The alternate juror was included to prevent any further delays in the case which is going on two years, Myers said.
Less than half of the potential jurors were questioned before the defense and the prosecution agreed on the makeup of the jury.
A jury of four is specified in Utah Code 78B-1-104 Jury composition in cases which carry a potential penalty of incarceration of six months or less.
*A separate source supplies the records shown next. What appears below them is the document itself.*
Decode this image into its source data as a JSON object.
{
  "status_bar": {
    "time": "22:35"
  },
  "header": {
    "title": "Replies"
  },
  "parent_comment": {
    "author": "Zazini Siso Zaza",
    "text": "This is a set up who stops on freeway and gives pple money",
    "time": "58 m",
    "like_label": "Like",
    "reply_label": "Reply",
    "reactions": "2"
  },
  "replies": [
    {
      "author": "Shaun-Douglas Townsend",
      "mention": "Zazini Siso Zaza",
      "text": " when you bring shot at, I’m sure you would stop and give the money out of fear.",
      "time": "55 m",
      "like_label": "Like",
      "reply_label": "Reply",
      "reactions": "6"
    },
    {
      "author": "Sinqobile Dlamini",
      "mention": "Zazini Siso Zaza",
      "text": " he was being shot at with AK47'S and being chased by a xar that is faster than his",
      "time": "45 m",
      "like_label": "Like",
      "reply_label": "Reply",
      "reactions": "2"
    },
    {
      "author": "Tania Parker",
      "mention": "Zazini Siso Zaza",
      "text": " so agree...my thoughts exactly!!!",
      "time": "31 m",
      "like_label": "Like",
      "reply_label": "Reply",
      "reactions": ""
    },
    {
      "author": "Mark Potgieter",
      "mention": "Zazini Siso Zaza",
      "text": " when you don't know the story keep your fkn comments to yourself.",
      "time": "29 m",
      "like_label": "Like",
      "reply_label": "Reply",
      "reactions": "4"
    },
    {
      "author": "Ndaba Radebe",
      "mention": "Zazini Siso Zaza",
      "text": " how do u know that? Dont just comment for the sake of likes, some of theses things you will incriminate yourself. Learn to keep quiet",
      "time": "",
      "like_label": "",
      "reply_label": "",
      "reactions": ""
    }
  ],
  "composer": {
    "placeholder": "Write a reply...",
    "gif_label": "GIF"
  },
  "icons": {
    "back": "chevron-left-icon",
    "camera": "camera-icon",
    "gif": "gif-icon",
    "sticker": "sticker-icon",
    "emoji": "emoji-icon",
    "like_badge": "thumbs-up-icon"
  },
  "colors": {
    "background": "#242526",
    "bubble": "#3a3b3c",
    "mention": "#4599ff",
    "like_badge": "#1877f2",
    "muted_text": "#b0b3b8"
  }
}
Potential jurors were questioned about their employment, marital status, spouse’s employment, TV preferences and hobbies. They were asked if they’d ever been a teacher or a coach, if they were familiar with the “pedagogy of theater,” and whether they were closely related to or friends with anyone involved in the trial.
Consent as defense
After a lengthy discussion about using consent as a defense at Monday’s hearing, Myers took the matter under advisement. In a decision issued Tuesday, Myers ordered that Davenport may use consent as a defense.
“If the court allows a defense to argue consent in this case, it’s essentially allowing the defendant to argue jury nullification: ‘Ignore the elements (of an alleged crime) – even if all the elements are met – ignore those and find the defendant not guilty,'” Cosson said during Monday’s hearing.
In his order, Myers said the defendant must prove by a preponderance of evidence that the alleged victim consented to the action which prompted the assault charge.
The jury instructions provided these definitions:
- “Bodily injury” means physical pain, illness or any impairment of physical conditions.
- “Act” means a voluntary bodily movement and includes speech.
The instructions to the jury also say that “each and every one of the following elements” must be proved:
To be convicted, the prosecution must prove that Davenport committed an act with unlawful force or violence that caused bodily injury to another or created a substantial risk of bodily injury to another.
The jury was instructed that to commit the crime of assault, a defendant must at least act recklessly, which includes acting “intentionally or knowingly.”
More witnesses are scheduled to testify Thursday, including Utah Shakespearean Festival founder Fred Adams.
Cosson declined to comment Wednesday.
Ed. note: Updated to clarify role and presence of Utah Attorney General’s Office in court proceedings.